Kurumsal veya bireysel her eylem gibi gibi Apple da başarısını görmek için çeşitli ölçümlemeler yapıyor. Bu ölçümlemelerde de anketler kullanılıyor. Örneğin mağazaya gelen kişiler ürün satın aldığında hizmetten ne kadar memnun kaldıklarını bu anketle değerlendirebiliyor. Everyone Can Create ve Today at Apple programlarına katılanlar da bir ankete katılıyor ve böylece Apple hizmetini ölçüyor. Fakat burada diğer anketlerinden farklı olarak hizmeti değil katılımcıların mutluluğunu ölçüyor. Daha fazla duygulara, hislere yöneliyor. Angela Ahrendts, Apple mağazalarıyla başarmak istedikleri en önemli şeyin katılımcılarına yaratıcı düşünceyi aşılamak, yöntemleri göstermek olduğunun da altını çizdi. Bir başka önemli detay ise Apple mağazalarının içinin tıpkı Apple Park’taki yönetim kurulu odası gibi aynı malzemelerle tasarlanmış olması. Bu sayede Apple yöneticileri mağazada da kendilerini yönetim kurulu odasındaymış gibi hissediyor. Ziyaretçilere de bu algı aktarılıyor ve mekanın kalitesi gösteriliyor.
Some really interesting insight on the future of retail from Apple's @AngelaAhrendts!
For more expert insights and sign up for a #CannesLions Digital Pass, available here https://t.co/VB1kN9uzpt pic.twitter.com/AsBKbSURe2
— Cannes Lions (@Cannes_Lions) June 20, 2018
Oturumda en çok vurgulanan nokta ise Apple mağazalarının ürün atmak için olmadığı, aksine markanın insanlarla temas ettiği yerler olduğuydu.

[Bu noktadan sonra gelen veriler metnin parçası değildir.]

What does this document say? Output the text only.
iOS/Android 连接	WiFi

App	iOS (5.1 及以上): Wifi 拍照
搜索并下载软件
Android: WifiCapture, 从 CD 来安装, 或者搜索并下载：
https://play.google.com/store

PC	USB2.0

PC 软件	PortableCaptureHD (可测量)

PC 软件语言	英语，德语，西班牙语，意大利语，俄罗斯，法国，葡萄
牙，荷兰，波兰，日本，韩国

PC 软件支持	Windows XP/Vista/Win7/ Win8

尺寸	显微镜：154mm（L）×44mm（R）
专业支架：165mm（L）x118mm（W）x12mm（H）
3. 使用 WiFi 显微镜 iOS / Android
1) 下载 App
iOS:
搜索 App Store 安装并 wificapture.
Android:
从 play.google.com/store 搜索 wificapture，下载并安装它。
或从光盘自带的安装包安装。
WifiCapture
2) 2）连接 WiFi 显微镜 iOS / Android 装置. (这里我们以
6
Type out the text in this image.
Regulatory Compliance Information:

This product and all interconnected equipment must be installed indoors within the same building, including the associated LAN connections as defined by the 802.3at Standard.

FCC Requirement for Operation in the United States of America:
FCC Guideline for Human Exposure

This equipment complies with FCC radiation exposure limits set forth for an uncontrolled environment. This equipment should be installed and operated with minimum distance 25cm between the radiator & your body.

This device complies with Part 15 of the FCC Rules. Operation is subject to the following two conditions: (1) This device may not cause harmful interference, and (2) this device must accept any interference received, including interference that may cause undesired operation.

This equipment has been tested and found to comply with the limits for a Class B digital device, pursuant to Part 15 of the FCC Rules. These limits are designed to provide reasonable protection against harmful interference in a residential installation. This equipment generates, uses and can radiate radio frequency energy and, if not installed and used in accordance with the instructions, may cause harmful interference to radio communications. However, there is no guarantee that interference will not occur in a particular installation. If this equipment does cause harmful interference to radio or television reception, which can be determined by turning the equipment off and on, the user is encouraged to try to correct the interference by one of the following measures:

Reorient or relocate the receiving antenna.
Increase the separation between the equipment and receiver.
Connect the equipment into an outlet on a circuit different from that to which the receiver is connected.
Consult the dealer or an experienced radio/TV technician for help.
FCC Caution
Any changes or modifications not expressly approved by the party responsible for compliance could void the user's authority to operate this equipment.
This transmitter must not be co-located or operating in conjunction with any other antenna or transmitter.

Keza e-ticarette Amazon, Alibaba gibi isimler ne kadar büyürse büyüsün Apple, mağazaları sayesinde bu sosyal temasını her zaman güçlü tutacak. Rakipleri de bu nedenle onu şu anda kolay kolay geçebilecek konumda değil.
Yeni Apple mağazalarıyla fotoğraf ruleti
En büyük ön cephe camlarına sahip olan Apple mağazası:
Dubai’deki Apple mağazası, hareketli ön cephesiyle insanları kendine davet eden bir dille tasarlanmış.
Şikago’daki Apple mağazası ile devasa merdivenleriyle adeta aynı anda birden fazla etkinliğe ev sahipliği yapabiliyor.
Milano’da açılacak olan Apple mağazası ise yerin altına doğru uzanıyor ve gece ile gündüz farklı temalara bürünüyor.
Paris’in Champs-Élysées meydanında açılacak olan Apple mağazası ise 3 katlı dev bir binada Avrupa’nın en büyük mağazası olacak.
Washington DC’deki Carnegie Library ise Apple mağazasına dönüşüyor. Senelerdir kapalı olan ancak tarihi değer çok yüksek olan bu kütüphane Apple tarafından yeniden hizmete açılacak ve eğitim için kullanılacak.